Plaintiff reports that he also needs to see a doctor “for the pigmentation change of my skin due to the bruising and contusions cause by these doctors malpractice and inhumanity.” Plaintiff alleges that “Overall, I have consisting pains from pelvis to downward inner thighs and bruises that reach my ankle. I have non-stop itching that accompanies the pains, bringing me mental and emotional distress. There’s no relief an nothing’s being properly assessed to this day.”

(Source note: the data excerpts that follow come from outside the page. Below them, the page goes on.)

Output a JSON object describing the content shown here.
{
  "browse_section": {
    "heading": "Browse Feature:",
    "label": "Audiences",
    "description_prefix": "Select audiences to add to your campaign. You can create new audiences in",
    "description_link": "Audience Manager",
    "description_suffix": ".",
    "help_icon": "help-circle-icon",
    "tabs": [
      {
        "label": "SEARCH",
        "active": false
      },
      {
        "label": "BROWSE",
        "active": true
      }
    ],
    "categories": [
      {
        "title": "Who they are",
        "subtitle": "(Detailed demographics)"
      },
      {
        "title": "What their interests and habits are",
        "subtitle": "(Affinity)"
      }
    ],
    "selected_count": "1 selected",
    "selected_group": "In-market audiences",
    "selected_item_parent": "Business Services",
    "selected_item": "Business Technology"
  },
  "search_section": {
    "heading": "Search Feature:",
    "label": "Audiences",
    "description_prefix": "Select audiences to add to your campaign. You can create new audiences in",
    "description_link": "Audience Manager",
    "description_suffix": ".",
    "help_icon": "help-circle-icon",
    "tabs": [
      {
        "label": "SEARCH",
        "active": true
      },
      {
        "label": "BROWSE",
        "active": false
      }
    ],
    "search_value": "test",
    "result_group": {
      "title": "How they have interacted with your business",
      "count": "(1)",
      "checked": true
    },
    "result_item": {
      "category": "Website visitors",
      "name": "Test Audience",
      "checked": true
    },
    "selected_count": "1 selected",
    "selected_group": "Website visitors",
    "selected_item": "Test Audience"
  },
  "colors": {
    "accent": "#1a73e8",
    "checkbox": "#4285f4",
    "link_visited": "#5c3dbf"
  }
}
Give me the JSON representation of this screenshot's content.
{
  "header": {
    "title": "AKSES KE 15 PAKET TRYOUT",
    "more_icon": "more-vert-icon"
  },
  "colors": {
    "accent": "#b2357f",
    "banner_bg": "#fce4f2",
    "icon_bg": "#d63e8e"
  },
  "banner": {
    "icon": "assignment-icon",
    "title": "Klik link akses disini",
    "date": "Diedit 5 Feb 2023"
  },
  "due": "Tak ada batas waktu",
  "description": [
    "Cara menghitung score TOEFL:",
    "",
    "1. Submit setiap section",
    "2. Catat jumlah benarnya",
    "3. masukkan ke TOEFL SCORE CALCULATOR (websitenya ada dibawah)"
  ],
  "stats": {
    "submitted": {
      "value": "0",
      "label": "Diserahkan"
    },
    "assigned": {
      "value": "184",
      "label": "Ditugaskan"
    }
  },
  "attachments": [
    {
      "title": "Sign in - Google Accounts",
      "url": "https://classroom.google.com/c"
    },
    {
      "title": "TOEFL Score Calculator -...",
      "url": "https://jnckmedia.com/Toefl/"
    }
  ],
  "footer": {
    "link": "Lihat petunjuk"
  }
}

This Court conducted an initial review of Plaintiff’s Complaint pursuant to 28 U.S.C. § 1915A. (DN 6). Upon review, the Court explained: Based on the allegations, the Court will construe the complaint as alleging an Eighth Amendment claim of deliberate indifference to Plaintiff’s serious needs against Defendant Harper in her individual capacity and state-law medical malpractice claims against Defendants Harper, Evans, and Wells. Upon consideration, the Court will allow these claims to proceed for further development. (DN 6 at 7-8). Dr. Evans and Dr. Wells now move the Court for summary judgment regarding the medical malpractice claims against them. The Defendants argue, inter alia, that Plaintiff’s medical malpractice claims against them are barred by the statute of limitations. The Court agrees. Because the Plaintiff’s medical malpractice claims against Dr. Evans and Dr. Wells are barred by the one- year statute of limitations under Kentucky law, Defendants’ motion for summary judgment (DN 13) is GRANTED. And because the medical malpractice claims are the only claims against Dr. Evans and Dr. Wells, they are hereby terminated from this action. Legal Standard Summary judgment is appropriate where “the movant shows that there is no genuine

dispute as to any material fact and the movant is entitled to judgment as a matter of law.” Fed.R.Civ.P. 56(a). In determining whether summary judgment is appropriate, a court must resolve all ambiguities and draw all reasonable inferences against the moving party. See Matsushita Elec. Indus. Co. v. Zenith Radio Corp., 475 U.S. 574, 587, 106 S.Ct. 1348, 89 L.Ed.2d 538 (1986). “[N]ot every issue of fact or conflicting inference presents a genuine issue of material fact.” Street v. J.C. Bradford & Co., 886 F.2d 1472, 1477 (6th Cir.1989). The test is whether the party

bearing the burden of proof has presented a jury question as to each element in the case. Hartsel v. Keys, 87 F.3d 795, 799 (6th Cir.1996). The plaintiff must present more than a mere scintilla of evidence in support of his position; the plaintiff must present evidence on which the trier of fact could reasonably find for the plaintiff. See id. (citing Anderson v. Liberty Lobby, Inc., 477 U.S. 242, 251-52, 106 S.Ct. 2505, 91 L.Ed.2d 202 (1986)). Mere speculation will not suffice to defeat a motion for summary judgment: “the mere existence of a colorable factual dispute will not defeat a properly supported motion for summary judgment. A genuine dispute between the parties on an issue of material fact must exist to render summary judgment inappropriate.” Moinette v. Elec. Data Sys.